Russia-Ukraine tensions bring wheat futures higher
Chicago Board of Trade (CBOT) wheat futures jumped 3.2% on Tuesday, Jan. 18., supported by concerns about rising tensions between Russia and Ukraine as well as cold weather that could threaten the crop in dry parts of the United States.
“If there is a problem between Russia and Ukraine, it could be very disruptive to the world wheat trade,” said Mark Gold, managing partner at Top Third Ag Marketing.
The most active CBOT wheat contract notched its biggest daily gain since Oct. 1.
It is noted that the gains in wheat pulled corn higher, but soybeans fell on forecasts for much-needed rain in key growing areas of Brazil and Argentina.
A strong export report from the U.S. Agriculture Department also helped support wheat.

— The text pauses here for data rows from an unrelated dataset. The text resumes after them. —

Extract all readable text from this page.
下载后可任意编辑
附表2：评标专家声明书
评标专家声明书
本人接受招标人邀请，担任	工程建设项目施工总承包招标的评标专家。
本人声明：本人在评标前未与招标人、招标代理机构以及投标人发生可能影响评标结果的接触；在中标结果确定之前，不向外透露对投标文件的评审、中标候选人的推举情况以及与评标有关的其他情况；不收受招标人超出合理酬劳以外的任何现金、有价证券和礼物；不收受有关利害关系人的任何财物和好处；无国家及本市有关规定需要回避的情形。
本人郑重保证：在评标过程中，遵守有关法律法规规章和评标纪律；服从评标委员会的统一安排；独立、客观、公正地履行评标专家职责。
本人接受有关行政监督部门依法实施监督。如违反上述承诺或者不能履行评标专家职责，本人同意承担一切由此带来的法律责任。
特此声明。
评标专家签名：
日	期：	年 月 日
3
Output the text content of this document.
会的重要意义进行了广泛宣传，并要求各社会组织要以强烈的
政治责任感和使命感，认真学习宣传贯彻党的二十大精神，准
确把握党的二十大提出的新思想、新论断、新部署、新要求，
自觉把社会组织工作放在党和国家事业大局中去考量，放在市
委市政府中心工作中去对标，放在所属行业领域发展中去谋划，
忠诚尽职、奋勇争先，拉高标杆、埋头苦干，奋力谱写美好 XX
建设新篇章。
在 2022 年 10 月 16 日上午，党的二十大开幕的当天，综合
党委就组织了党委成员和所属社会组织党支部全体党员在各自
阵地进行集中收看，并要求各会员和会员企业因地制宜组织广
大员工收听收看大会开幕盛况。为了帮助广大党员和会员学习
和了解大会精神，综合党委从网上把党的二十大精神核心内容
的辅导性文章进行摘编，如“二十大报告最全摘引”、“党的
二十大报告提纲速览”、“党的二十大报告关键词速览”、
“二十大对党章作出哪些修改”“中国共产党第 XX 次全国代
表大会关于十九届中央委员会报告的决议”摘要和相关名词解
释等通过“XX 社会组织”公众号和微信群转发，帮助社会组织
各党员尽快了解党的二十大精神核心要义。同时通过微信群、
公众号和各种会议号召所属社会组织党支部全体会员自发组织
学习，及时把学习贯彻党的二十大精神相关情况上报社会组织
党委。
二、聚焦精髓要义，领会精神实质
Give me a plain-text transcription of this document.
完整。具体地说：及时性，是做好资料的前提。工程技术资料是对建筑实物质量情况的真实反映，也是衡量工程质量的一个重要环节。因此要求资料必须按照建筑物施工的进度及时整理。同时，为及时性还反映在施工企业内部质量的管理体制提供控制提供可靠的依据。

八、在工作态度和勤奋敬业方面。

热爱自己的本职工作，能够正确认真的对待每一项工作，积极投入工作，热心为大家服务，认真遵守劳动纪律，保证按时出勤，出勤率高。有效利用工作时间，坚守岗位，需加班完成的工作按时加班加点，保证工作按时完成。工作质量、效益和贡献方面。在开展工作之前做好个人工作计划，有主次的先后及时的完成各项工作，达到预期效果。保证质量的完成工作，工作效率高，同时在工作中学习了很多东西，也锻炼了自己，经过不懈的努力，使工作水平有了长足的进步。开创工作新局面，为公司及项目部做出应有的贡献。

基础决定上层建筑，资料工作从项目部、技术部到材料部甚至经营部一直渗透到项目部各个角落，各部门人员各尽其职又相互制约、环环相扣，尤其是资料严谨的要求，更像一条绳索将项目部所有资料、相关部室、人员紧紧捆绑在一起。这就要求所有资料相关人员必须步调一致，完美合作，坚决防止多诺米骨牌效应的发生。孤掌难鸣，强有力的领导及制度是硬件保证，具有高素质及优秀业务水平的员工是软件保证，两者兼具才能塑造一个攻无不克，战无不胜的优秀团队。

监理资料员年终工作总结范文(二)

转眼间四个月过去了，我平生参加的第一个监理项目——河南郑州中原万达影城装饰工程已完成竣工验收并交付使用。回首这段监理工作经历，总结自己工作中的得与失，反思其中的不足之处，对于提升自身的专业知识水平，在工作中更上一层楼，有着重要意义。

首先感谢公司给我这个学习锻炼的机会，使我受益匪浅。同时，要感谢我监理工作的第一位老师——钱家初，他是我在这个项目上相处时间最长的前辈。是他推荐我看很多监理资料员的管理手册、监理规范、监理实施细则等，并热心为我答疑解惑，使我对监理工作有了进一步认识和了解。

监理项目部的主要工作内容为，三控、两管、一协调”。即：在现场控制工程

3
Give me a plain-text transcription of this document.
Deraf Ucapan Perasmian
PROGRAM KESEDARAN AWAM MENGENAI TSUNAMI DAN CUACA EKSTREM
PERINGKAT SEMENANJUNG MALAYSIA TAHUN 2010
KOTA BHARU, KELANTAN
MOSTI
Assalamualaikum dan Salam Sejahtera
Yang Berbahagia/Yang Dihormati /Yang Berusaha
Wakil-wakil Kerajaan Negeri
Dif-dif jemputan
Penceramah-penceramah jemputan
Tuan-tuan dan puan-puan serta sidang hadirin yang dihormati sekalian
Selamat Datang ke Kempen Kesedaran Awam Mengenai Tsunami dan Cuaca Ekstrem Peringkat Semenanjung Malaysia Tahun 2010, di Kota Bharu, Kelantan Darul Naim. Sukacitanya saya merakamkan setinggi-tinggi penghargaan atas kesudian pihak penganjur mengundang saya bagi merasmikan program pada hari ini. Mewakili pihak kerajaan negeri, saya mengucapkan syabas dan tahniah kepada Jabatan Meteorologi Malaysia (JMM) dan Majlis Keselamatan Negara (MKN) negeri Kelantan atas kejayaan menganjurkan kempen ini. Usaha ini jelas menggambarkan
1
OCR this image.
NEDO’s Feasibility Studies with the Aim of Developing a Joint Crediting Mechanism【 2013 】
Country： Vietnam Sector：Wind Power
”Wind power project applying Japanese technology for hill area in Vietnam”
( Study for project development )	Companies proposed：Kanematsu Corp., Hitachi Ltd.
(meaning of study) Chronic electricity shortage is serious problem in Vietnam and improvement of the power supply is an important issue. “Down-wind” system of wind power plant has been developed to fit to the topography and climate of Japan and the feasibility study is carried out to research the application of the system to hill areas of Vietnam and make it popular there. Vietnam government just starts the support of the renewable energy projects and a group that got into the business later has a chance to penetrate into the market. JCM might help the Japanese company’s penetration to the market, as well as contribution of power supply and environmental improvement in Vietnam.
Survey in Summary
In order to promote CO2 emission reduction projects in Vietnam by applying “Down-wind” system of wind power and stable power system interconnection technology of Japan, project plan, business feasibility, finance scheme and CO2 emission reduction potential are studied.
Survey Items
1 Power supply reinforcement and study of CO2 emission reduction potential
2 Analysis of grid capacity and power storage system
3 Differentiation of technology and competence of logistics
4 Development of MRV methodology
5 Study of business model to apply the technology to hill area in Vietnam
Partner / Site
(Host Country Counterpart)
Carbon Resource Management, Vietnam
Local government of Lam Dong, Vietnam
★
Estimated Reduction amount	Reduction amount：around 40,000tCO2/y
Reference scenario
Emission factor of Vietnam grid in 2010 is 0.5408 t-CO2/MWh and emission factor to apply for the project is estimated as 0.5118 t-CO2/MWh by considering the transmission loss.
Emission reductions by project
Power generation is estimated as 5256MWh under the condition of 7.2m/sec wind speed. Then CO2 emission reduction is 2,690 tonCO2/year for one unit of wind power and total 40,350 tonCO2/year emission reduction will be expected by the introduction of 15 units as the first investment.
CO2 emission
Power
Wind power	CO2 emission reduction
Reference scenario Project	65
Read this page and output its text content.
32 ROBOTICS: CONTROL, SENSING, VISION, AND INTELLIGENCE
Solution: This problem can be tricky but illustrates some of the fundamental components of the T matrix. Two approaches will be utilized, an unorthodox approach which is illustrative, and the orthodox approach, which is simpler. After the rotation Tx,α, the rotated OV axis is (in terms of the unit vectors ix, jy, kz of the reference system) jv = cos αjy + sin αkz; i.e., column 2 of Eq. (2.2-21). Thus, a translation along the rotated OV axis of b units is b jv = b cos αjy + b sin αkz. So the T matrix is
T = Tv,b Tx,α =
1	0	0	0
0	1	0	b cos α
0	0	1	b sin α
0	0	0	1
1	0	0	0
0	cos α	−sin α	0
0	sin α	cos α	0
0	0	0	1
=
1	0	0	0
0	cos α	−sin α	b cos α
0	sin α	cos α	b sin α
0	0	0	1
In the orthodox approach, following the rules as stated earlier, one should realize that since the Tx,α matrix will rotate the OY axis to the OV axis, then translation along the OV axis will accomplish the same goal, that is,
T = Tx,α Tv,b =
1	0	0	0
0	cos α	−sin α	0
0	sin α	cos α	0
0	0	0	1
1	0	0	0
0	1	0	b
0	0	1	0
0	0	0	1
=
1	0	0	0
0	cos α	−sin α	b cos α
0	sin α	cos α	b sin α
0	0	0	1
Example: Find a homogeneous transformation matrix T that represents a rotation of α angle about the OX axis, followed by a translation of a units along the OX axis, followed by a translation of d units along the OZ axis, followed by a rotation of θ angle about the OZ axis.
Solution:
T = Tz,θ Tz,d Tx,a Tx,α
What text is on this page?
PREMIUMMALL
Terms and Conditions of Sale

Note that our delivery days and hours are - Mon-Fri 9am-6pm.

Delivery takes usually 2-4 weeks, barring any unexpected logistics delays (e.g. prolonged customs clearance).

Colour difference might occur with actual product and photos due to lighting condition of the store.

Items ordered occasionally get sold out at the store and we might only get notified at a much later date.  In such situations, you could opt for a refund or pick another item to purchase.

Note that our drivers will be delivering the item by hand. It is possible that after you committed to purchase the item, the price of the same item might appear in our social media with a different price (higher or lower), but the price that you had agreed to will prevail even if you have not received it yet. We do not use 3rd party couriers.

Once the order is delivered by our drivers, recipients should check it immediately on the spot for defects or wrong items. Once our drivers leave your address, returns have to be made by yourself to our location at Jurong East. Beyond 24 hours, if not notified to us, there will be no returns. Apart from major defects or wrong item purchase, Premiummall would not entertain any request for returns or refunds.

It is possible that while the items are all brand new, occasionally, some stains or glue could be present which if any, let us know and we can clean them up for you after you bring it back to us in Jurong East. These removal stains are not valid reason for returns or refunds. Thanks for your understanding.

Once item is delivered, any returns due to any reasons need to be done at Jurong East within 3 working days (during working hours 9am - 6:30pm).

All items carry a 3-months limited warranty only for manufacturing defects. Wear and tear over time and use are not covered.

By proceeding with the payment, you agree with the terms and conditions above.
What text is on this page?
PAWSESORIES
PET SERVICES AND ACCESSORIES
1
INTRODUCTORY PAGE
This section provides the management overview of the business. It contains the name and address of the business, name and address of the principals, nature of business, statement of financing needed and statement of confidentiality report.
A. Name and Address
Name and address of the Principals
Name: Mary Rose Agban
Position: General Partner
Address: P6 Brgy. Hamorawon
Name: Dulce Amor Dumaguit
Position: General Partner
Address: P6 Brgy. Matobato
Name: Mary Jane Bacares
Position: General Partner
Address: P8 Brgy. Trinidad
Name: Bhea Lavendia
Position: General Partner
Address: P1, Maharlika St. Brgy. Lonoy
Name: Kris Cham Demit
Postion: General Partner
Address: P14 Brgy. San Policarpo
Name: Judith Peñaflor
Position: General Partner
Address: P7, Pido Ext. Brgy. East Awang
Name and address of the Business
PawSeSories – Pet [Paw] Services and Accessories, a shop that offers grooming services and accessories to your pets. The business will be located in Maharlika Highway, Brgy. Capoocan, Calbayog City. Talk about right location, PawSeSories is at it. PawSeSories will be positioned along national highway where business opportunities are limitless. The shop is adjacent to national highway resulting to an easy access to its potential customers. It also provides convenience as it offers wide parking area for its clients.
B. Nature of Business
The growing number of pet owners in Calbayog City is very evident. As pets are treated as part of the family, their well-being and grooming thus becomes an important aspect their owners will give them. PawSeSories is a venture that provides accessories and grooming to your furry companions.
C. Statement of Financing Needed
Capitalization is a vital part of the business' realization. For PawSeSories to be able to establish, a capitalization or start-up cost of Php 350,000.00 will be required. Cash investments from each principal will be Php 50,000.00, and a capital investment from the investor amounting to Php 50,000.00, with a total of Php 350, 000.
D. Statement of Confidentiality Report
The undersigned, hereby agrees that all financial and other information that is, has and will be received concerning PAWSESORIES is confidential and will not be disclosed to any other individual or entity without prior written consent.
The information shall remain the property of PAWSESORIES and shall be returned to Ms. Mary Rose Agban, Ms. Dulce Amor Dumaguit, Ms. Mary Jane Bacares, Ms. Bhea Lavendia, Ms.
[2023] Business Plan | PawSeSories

The USDA said that weekly export inspections of wheat totalled 369,188 t, up from 234,356 t the prior week and near the high end of market forecasts.
Additionally, Turkey’s state grain board TMO provisionally purchased some 335,000 t of wheat in an international tender, traders told Reuters.
CBOT March soft red winter wheat futures settled up 27-1/2 cents at USD 7.69 a bushel.
As of Jan. 10, wheat export from Ukraine made up 16.1 mln t, 27% up YoY.
As a reminder, wheat export from Ukraine in 2021/22 was limited to 25.3 mln t. The Memorandum of Understanding was signed by the Agrarian Ministry and grain market participants. The Government also considers milling wheat export from the country. The decision is reported to be taken in January.